Similarly, teach the older women to live in a way that honors God. They must not slander others or be heavy drinkers.Instead, they should teach others what is good. These older women must train the younger women to love their husbands and their children, to live wisely and be pure, to work in their homes, to do good, and to be submissive to their husbands. Then they will not bring shame on the word of God. Titus 2:3-5
I have had to resign to the fact that I can’t do it all. I have had to say no to church events, ladies days, PTO dinners to volunteering in the community. I even sent my husband to parent/teacher conferences. Part of me feels derelict in my duties . The other part of me feels quite refreshed.
A couple of years ago a friend read a quote to me from a book that she was reading. The idea was, that during the season of your life when you are raising children, THEY are your ministry. At the time I thought yeah, that’s good for most people, but most people don’t have to do the things that I HAVE to do.

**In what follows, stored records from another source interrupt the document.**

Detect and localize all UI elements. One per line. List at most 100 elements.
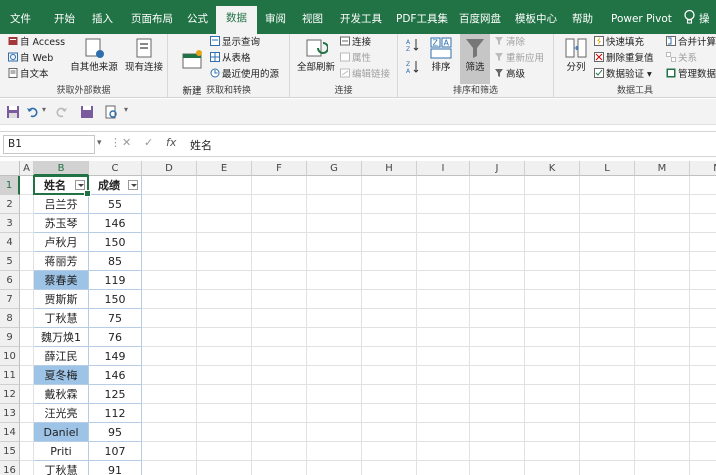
cell[interactable] [252,271,307,290]
cell[interactable] [635,347,690,366]
name-cell[interactable]: Priti [34,442,89,461]
cell[interactable] [142,290,197,309]
cell[interactable] [142,442,197,461]
name-cell[interactable]: 汪光亮 [34,404,89,423]
cell[interactable] [690,309,716,328]
cell[interactable] [142,404,197,423]
cell[interactable] [307,442,362,461]
column-header-c[interactable]: C [89,161,142,176]
manage-data-model-button[interactable]: 管理数据模 [666,68,716,82]
cell[interactable] [362,461,417,475]
cell[interactable] [252,385,307,404]
cell[interactable] [417,309,470,328]
cell[interactable] [307,252,362,271]
cell[interactable] [362,423,417,442]
from-table-button[interactable]: 从表格 [210,52,251,66]
from-text-button[interactable]: 自文本 [8,68,49,82]
score-cell[interactable]: 146 [89,214,142,233]
cell[interactable] [635,423,690,442]
column-header-k[interactable]: K [525,161,580,176]
cell[interactable] [417,290,470,309]
cell[interactable] [307,366,362,385]
cell[interactable] [690,347,716,366]
cell[interactable] [525,214,580,233]
cell[interactable] [362,309,417,328]
score-cell[interactable]: 150 [89,290,142,309]
cell[interactable] [307,423,362,442]
cell[interactable] [20,195,34,214]
score-cell[interactable]: 146 [89,366,142,385]
row-header-5[interactable]: 5 [0,252,20,271]
cell[interactable] [470,214,525,233]
lightbulb-icon[interactable] [683,9,696,25]
cell[interactable] [252,423,307,442]
cell[interactable] [252,252,307,271]
select-all-corner[interactable] [0,161,20,176]
connections-button[interactable]: 连接 [340,36,371,50]
cell[interactable] [417,423,470,442]
cell[interactable] [417,404,470,423]
tab-page-layout[interactable]: 页面布局 [131,8,173,30]
cell[interactable] [525,404,580,423]
cell[interactable] [307,271,362,290]
cell[interactable] [580,309,635,328]
score-cell[interactable]: 150 [89,233,142,252]
name-cell[interactable]: Daniel [34,423,89,442]
tab-developer[interactable]: 开发工具 [340,8,382,30]
tell-me-label[interactable]: 操 [699,8,710,30]
cell[interactable] [690,385,716,404]
cell[interactable] [307,328,362,347]
cell[interactable] [525,347,580,366]
name-cell[interactable]: 魏万焕1 [34,328,89,347]
reapply-button[interactable]: 重新应用 [494,52,544,66]
cell[interactable] [525,271,580,290]
cell[interactable] [20,176,34,195]
cell[interactable] [20,290,34,309]
column-header-e[interactable]: E [197,161,252,176]
cell[interactable] [470,252,525,271]
cell[interactable] [197,366,252,385]
cell[interactable] [417,271,470,290]
cell[interactable] [525,309,580,328]
cell[interactable] [470,404,525,423]
cell[interactable] [362,233,417,252]
cell[interactable] [417,176,470,195]
cell[interactable] [142,214,197,233]
column-header-d[interactable]: D [142,161,197,176]
cell[interactable] [197,328,252,347]
cell[interactable] [580,442,635,461]
cell[interactable] [690,271,716,290]
cell[interactable] [525,385,580,404]
cell[interactable] [362,347,417,366]
cell[interactable] [525,442,580,461]
from-access-button[interactable]: 自 Access [8,36,65,50]
cell[interactable] [470,233,525,252]
score-cell[interactable]: 76 [89,328,142,347]
cell[interactable] [525,423,580,442]
cell[interactable] [307,195,362,214]
cell[interactable] [252,404,307,423]
cell[interactable] [525,233,580,252]
name-cell[interactable]: 卢秋月 [34,233,89,252]
cell[interactable] [470,442,525,461]
sort-button[interactable]: ZA 排序 [426,36,456,74]
cell[interactable] [252,347,307,366]
cell[interactable] [307,309,362,328]
tab-view[interactable]: 视图 [302,8,323,30]
redo-icon[interactable] [54,105,68,119]
name-box[interactable]: B1 [3,135,95,154]
cell[interactable] [470,328,525,347]
cell[interactable] [635,271,690,290]
cell[interactable] [20,347,34,366]
row-header-11[interactable]: 11 [0,366,20,385]
header-cell-name[interactable]: 姓名 [34,176,89,195]
cell[interactable] [635,214,690,233]
cell[interactable] [20,461,34,475]
name-box-dropdown-icon[interactable]: ▾ [97,138,102,148]
filter-dropdown-icon[interactable] [128,180,138,190]
cell[interactable] [362,252,417,271]
cell[interactable] [362,214,417,233]
filter-dropdown-icon[interactable] [75,180,85,190]
cell[interactable] [417,214,470,233]
cell[interactable] [580,233,635,252]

But as time went on, and my responsibilities increased, and so did the number of children, I realized that lady was right. I have a son in middle school who needs me to attentively listen about his day. I have a 3rd grade daughter who needs me help her navigate friendships and study spelling words. I have a 2nd grade daughter who needs lots of affection after a long day at school. I have a preschooler who needs me to read books, sing songs, and nap with her. I have a toddler… who well… needs a lot of me. And I have a new-born son who needs me to rock him, nurse him, change him, and snuggle him.
They all desperately need me to pray for them. I need to pray for their protection from harm and evil. I need to pray for them to grow healthy bodies, firm minds and tender spirits. I need to pray for the direction of their lives, their futures, and their goals. I need to pray that they find their unique gifts that God has placed within each of them to glorify him. I need to pray for them and with them too. They need to see me open my heart and pour it out before the throne of God.

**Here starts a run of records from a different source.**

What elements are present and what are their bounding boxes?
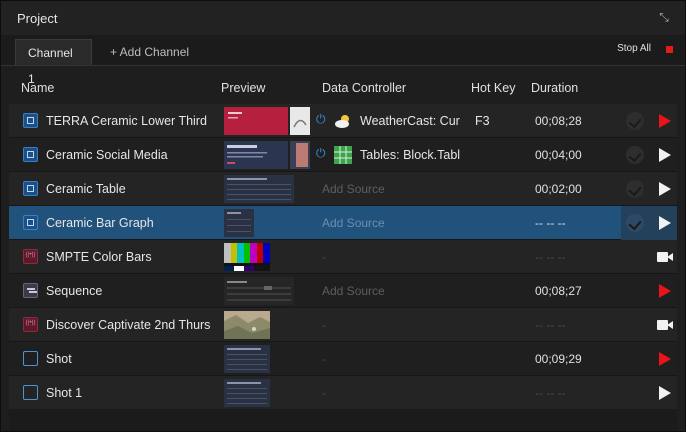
table-row[interactable]: SMPTE Color Bars - -- -- --: [9, 240, 677, 274]
preview-thumbnail: [224, 379, 270, 407]
preview-thumbnail: [224, 175, 294, 203]
duration: 00;02;00: [535, 182, 582, 196]
play-icon[interactable]: [659, 386, 671, 400]
play-icon[interactable]: [659, 148, 671, 162]
preview-thumbnail: [224, 243, 270, 271]
data-controller-label[interactable]: Tables: Block.Table: [360, 148, 460, 162]
duration: 00;09;29: [535, 352, 582, 366]
duration: -- -- --: [535, 318, 566, 332]
data-controller-empty: -: [322, 318, 326, 332]
graphic-icon: [23, 113, 38, 128]
graphic-icon: [23, 147, 38, 162]
table-header: Name Preview Data Controller Hot Key Dur…: [9, 67, 677, 103]
item-list: TERRA Ceramic Lower Third 2 ⏻ WeatherCas…: [9, 104, 677, 410]
column-preview[interactable]: Preview: [221, 81, 265, 95]
column-name[interactable]: Name: [21, 81, 54, 95]
column-duration[interactable]: Duration: [531, 81, 578, 95]
duration: 00;04;00: [535, 148, 582, 162]
preview-thumbnail: [224, 141, 288, 169]
project-panel: Project ⤡ Channel 1 + Add Channel Stop A…: [0, 0, 686, 432]
row-name: SMPTE Color Bars: [46, 250, 152, 264]
data-controller-empty: -: [322, 250, 326, 264]
camera-icon[interactable]: [657, 252, 673, 262]
duration: -- -- --: [535, 216, 566, 230]
column-data-controller[interactable]: Data Controller: [322, 81, 406, 95]
power-icon[interactable]: ⏻: [316, 147, 329, 160]
row-name: Sequence: [46, 284, 103, 298]
preview-thumbnail: [224, 277, 294, 305]
duration: -- -- --: [535, 250, 566, 264]
table-row[interactable]: Ceramic Table Add Source 00;02;00: [9, 172, 677, 206]
play-icon[interactable]: [659, 182, 671, 196]
data-controller-label[interactable]: WeatherCast: Current: [360, 114, 460, 128]
stop-all-button[interactable]: Stop All: [617, 43, 651, 54]
add-source-link[interactable]: Add Source: [322, 182, 385, 196]
check-icon[interactable]: [626, 112, 644, 130]
graphic-icon: [23, 181, 38, 196]
row-name: Ceramic Social Media: [46, 148, 168, 162]
power-icon[interactable]: ⏻: [316, 113, 329, 126]
check-icon[interactable]: [626, 180, 644, 198]
preview-thumbnail-secondary: [290, 107, 310, 135]
sequence-icon: [23, 283, 38, 298]
row-name: TERRA Ceramic Lower Third 2: [46, 114, 211, 128]
row-name: Ceramic Bar Graph: [46, 216, 154, 230]
stop-icon[interactable]: [666, 46, 673, 53]
shot-icon: [23, 385, 38, 400]
check-icon[interactable]: [626, 146, 644, 164]
table-row[interactable]: Discover Captivate 2nd Thursday - -- -- …: [9, 308, 677, 342]
shot-icon: [23, 351, 38, 366]
preview-thumbnail-secondary: [290, 141, 310, 169]
weather-icon: [335, 115, 349, 128]
table-row-selected[interactable]: Ceramic Bar Graph Add Source -- -- --: [9, 206, 677, 240]
add-source-link[interactable]: Add Source: [322, 216, 385, 230]
panel-titlebar: Project ⤡: [1, 1, 685, 35]
preview-thumbnail: [224, 311, 270, 339]
video-icon: [23, 249, 38, 264]
table-row[interactable]: Sequence Add Source 00;08;27: [9, 274, 677, 308]
play-icon[interactable]: [659, 216, 671, 230]
table-row[interactable]: Shot - 00;09;29: [9, 342, 677, 376]
data-controller-empty: -: [322, 352, 326, 366]
row-name: Shot: [46, 352, 72, 366]
row-name: Ceramic Table: [46, 182, 126, 196]
preview-thumbnail: [224, 107, 288, 135]
table-icon: [334, 146, 352, 164]
row-name: Discover Captivate 2nd Thursday: [46, 318, 211, 332]
play-icon[interactable]: [659, 352, 671, 366]
add-channel-button[interactable]: + Add Channel: [98, 39, 201, 65]
collapse-icon[interactable]: ⤡: [657, 10, 671, 24]
data-controller-empty: -: [322, 386, 326, 400]
video-icon: [23, 317, 38, 332]
hot-key: F3: [475, 114, 490, 128]
duration: 00;08;28: [535, 114, 582, 128]
preview-thumbnail: [224, 209, 254, 237]
add-source-link[interactable]: Add Source: [322, 284, 385, 298]
panel-title: Project: [17, 11, 58, 26]
check-icon[interactable]: [626, 214, 644, 232]
table-row[interactable]: Ceramic Social Media ⏻ Tables: Block.Tab…: [9, 138, 677, 172]
list-footer: [9, 409, 677, 431]
table-row[interactable]: TERRA Ceramic Lower Third 2 ⏻ WeatherCas…: [9, 104, 677, 138]
preview-thumbnail: [224, 345, 270, 373]
play-icon[interactable]: [659, 284, 671, 298]
channel-tabs: Channel 1 + Add Channel Stop All: [1, 35, 685, 86]
duration: -- -- --: [535, 386, 566, 400]
column-hot-key[interactable]: Hot Key: [471, 81, 515, 95]
play-icon[interactable]: [659, 114, 671, 128]
graphic-icon: [23, 215, 38, 230]
row-name: Shot 1: [46, 386, 83, 400]
tab-channel-1[interactable]: Channel 1: [15, 39, 92, 86]
camera-icon[interactable]: [657, 320, 673, 330]
duration: 00;08;27: [535, 284, 582, 298]
table-row[interactable]: Shot 1 - -- -- --: [9, 376, 677, 410]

I need to open the holy scriptures with them. I need show them God’s answers for their dilemmas. I need to fortify their hearts with divine truth because they will be assaulted with the lies of Satan over and over again. I need to be resolved to live the word to them as I teach it.

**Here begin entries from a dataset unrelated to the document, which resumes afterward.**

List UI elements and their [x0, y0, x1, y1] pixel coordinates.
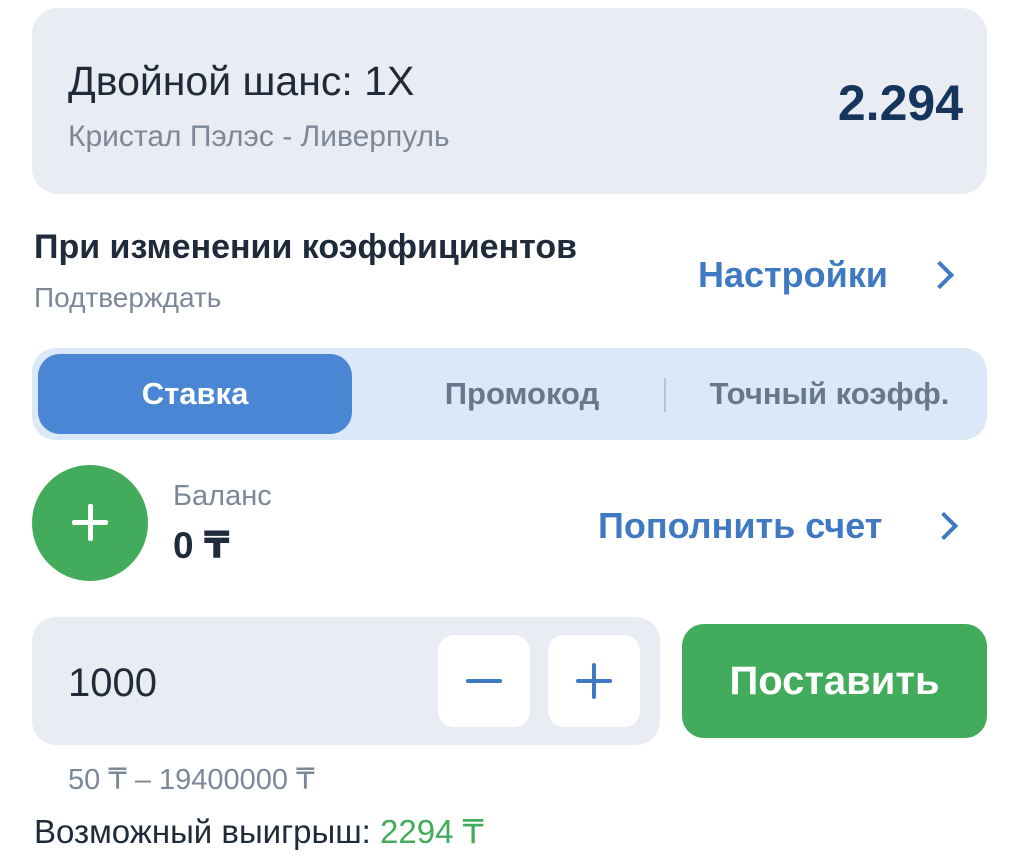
tab-divider — [664, 378, 666, 412]
stake-input-box[interactable]: 1000 — [32, 617, 660, 745]
settings-label: Настройки — [698, 254, 888, 295]
stake-limits: 50 ₸ – 19400000 ₸ — [68, 764, 315, 796]
bet-type-tabs: Ставка Промокод Точный коэфф. — [32, 348, 987, 440]
topup-account-link[interactable]: Пополнить счет — [598, 503, 959, 549]
decrement-button[interactable] — [438, 635, 530, 727]
bet-card: Двойной шанс: 1X Кристал Пэлэс - Ливерпу… — [32, 8, 987, 194]
tab-promocode[interactable]: Промокод — [382, 354, 662, 434]
tab-stake[interactable]: Ставка — [38, 354, 352, 434]
increment-button[interactable] — [548, 635, 640, 727]
settings-link[interactable]: Настройки — [698, 252, 955, 298]
bet-match: Кристал Пэлэс - Ливерпуль — [68, 120, 450, 153]
bet-title: Двойной шанс: 1X — [68, 58, 415, 104]
odds-change-title: При изменении коэффициентов — [34, 228, 577, 266]
chevron-right-icon — [930, 511, 959, 541]
potential-win: Возможный выигрыш: 2294 ₸ — [34, 812, 484, 851]
topup-plus-button[interactable] — [32, 465, 148, 581]
topup-label: Пополнить счет — [598, 505, 883, 546]
balance-label: Баланс — [173, 480, 272, 512]
bet-odds: 2.294 — [837, 75, 963, 131]
place-bet-button[interactable]: Поставить — [682, 624, 987, 738]
potential-win-value: 2294 ₸ — [380, 813, 484, 850]
tab-exact-odds[interactable]: Точный коэфф. — [672, 354, 987, 434]
odds-change-value: Подтверждать — [34, 282, 222, 313]
chevron-right-icon — [925, 260, 955, 290]
balance-value: 0 ₸ — [173, 525, 230, 566]
stake-input[interactable]: 1000 — [68, 661, 157, 706]
potential-win-label: Возможный выигрыш: — [34, 813, 371, 850]
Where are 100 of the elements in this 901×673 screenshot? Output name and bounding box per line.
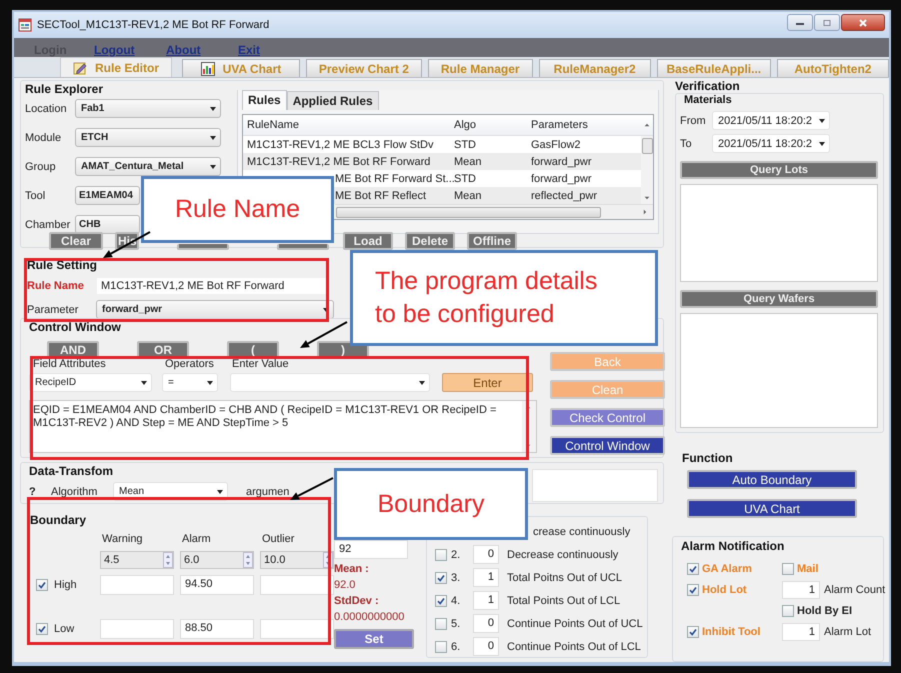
- checkbox[interactable]: [782, 563, 794, 575]
- rule-number: 2.: [451, 548, 462, 560]
- checkbox[interactable]: [782, 605, 794, 617]
- button[interactable]: Control Window: [550, 436, 665, 455]
- dropdown[interactable]: 2021/05/11 18:20:2: [712, 134, 830, 153]
- button[interactable]: Set: [334, 629, 414, 649]
- checkbox[interactable]: [36, 623, 48, 635]
- text-field[interactable]: [532, 469, 658, 502]
- caret-icon: [217, 490, 223, 494]
- list-box[interactable]: [680, 184, 878, 282]
- text-field[interactable]: 88.50: [180, 619, 254, 639]
- spin-field[interactable]: 4.5: [100, 551, 174, 569]
- text-field[interactable]: [260, 575, 334, 595]
- button[interactable]: Auto Boundary: [687, 470, 857, 489]
- text-field[interactable]: 0: [473, 637, 499, 656]
- callout-label: The program details to be configured: [350, 250, 658, 346]
- column-label: Warning: [101, 533, 144, 545]
- table-cell[interactable]: M1C13T-REV1,2 ME BCL3 Flow StDv: [243, 138, 450, 150]
- field-label: Alarm Count: [824, 584, 886, 596]
- dropdown[interactable]: =: [162, 373, 218, 392]
- table-cell[interactable]: Mean: [450, 190, 527, 202]
- scrollbar[interactable]: [335, 204, 653, 219]
- tab[interactable]: Applied Rules: [286, 91, 379, 110]
- button[interactable]: UVA Chart: [687, 499, 857, 518]
- checkbox[interactable]: [687, 584, 699, 596]
- list-box[interactable]: [680, 313, 878, 428]
- column-header[interactable]: Parameters: [527, 119, 641, 131]
- table-cell[interactable]: forward_pwr: [527, 156, 641, 168]
- minimize-button[interactable]: [787, 14, 813, 31]
- tab[interactable]: Rules: [242, 90, 287, 110]
- text-field[interactable]: 1: [782, 623, 820, 641]
- dropdown[interactable]: RecipeID: [29, 373, 152, 392]
- checkbox[interactable]: [435, 640, 447, 652]
- button[interactable]: Load: [343, 232, 393, 250]
- group-title: Alarm Notification: [681, 540, 784, 553]
- rule-number: 4.: [451, 594, 462, 606]
- button[interactable]: [177, 244, 229, 250]
- close-button[interactable]: [841, 14, 885, 31]
- button[interactable]: Query Lots: [680, 161, 878, 179]
- app-icon: [18, 18, 32, 32]
- field-label: To: [680, 138, 693, 150]
- checkbox[interactable]: [435, 618, 447, 630]
- dropdown[interactable]: forward_pwr: [96, 300, 334, 319]
- text-field[interactable]: M1C13T-REV1,2 ME Bot RF Forward: [96, 277, 328, 295]
- button[interactable]: Offline: [467, 232, 517, 250]
- checkbox[interactable]: [435, 594, 447, 606]
- text-field[interactable]: [100, 575, 174, 595]
- text-field[interactable]: [260, 619, 334, 639]
- text-field[interactable]: 1: [782, 581, 820, 599]
- checkbox[interactable]: [36, 579, 48, 591]
- button[interactable]: Check Control: [550, 408, 665, 427]
- checkbox[interactable]: [435, 572, 447, 584]
- dropdown[interactable]: ETCH: [75, 128, 221, 147]
- spin-field[interactable]: 6.0: [180, 551, 254, 569]
- group-title: Boundary: [30, 514, 86, 527]
- table-cell[interactable]: GasFlow2: [527, 138, 641, 150]
- rule-number: 6.: [451, 640, 462, 652]
- expression-box[interactable]: EQID = E1MEAM04 AND ChamberID = CHB AND ( RecipeID = M1C13T-REV1 OR RecipeID = M1C13T-REV2 ) AND Step = ME AND StepTime > 5: [29, 400, 537, 453]
- checkbox[interactable]: [687, 563, 699, 575]
- caret-icon: [141, 380, 147, 384]
- callout-label: Boundary: [334, 468, 528, 540]
- column-header[interactable]: RuleName: [243, 119, 450, 131]
- text-field[interactable]: [100, 619, 174, 639]
- text-field[interactable]: 92: [334, 540, 408, 559]
- table-cell[interactable]: M1C13T-REV1,2 ME Bot RF Forward: [243, 156, 450, 168]
- checkbox[interactable]: [435, 548, 447, 560]
- text-field[interactable]: 94.50: [180, 575, 254, 595]
- scroll-thumb[interactable]: [642, 138, 652, 154]
- rule-text: Total Points Out of LCL: [507, 594, 620, 606]
- table-cell[interactable]: reflected_pwr: [527, 190, 641, 202]
- button[interactable]: Enter: [442, 373, 533, 392]
- button[interactable]: Delete: [405, 232, 455, 250]
- text-field[interactable]: 0: [473, 614, 499, 633]
- stat-value: 92.0: [334, 578, 356, 593]
- table-cell[interactable]: Mean: [450, 156, 527, 168]
- button[interactable]: [277, 244, 329, 250]
- scrollbar[interactable]: [641, 136, 653, 204]
- text-field[interactable]: 1: [473, 591, 499, 610]
- table-cell[interactable]: STD: [450, 138, 527, 150]
- dropdown[interactable]: 2021/05/11 18:20:2: [712, 111, 830, 130]
- column-header[interactable]: Algo: [450, 119, 527, 131]
- field-label: Group: [25, 160, 57, 172]
- dropdown[interactable]: CHB: [75, 215, 140, 234]
- rule-text: crease continuously: [533, 526, 630, 538]
- table-cell[interactable]: ME Bot RF Reflect: [335, 190, 450, 202]
- spin-field[interactable]: 10.0: [260, 551, 334, 569]
- dropdown[interactable]: AMAT_Centura_Metal: [75, 157, 221, 176]
- button[interactable]: Clear: [49, 232, 103, 250]
- scroll-thumb[interactable]: [336, 206, 601, 218]
- table-cell[interactable]: forward_pwr: [527, 172, 641, 184]
- checkbox[interactable]: [687, 626, 699, 638]
- text-field[interactable]: 0: [473, 545, 499, 564]
- button[interactable]: Query Wafers: [680, 290, 878, 308]
- field-label: Field Attributes: [33, 358, 107, 371]
- field-label: Chamber: [25, 218, 72, 230]
- column-label: Outlier: [261, 533, 296, 545]
- text-field[interactable]: 1: [473, 568, 499, 587]
- dropdown[interactable]: Fab1: [75, 99, 221, 118]
- rule-number: 3.: [451, 572, 462, 584]
- dropdown[interactable]: E1MEAM04: [75, 186, 140, 205]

I need to do all these things and have fun doing it. I need to rejoice in the life the Lord has given us. I need to bring the joy of the Lord into our home. I need to focus my children on praising God through every we do.
I have been given a high calling, a divine calling, to be a mom. And I one day I will meet my Creator and give an account for the way I returned these children back to him. So when all my real responsibilities are adequately covered, I may have time to expand my ministry again. But for now… I think this is right where God wants me.
Listen, O Israel! The Lord is our God, the Lord alone. And you must love the Lord your God with all your heart, all your soul, and all your strength. And you must commit yourselves wholeheartedly to these commands that I am giving you today. Repeat them again and again to your children. Talk about them when you are at home and when you are on the road, when you are going to bed and when you are getting up. Tie them to your hands and wear them on your forehead as reminders. Write them on the doorposts of your house and on your gates.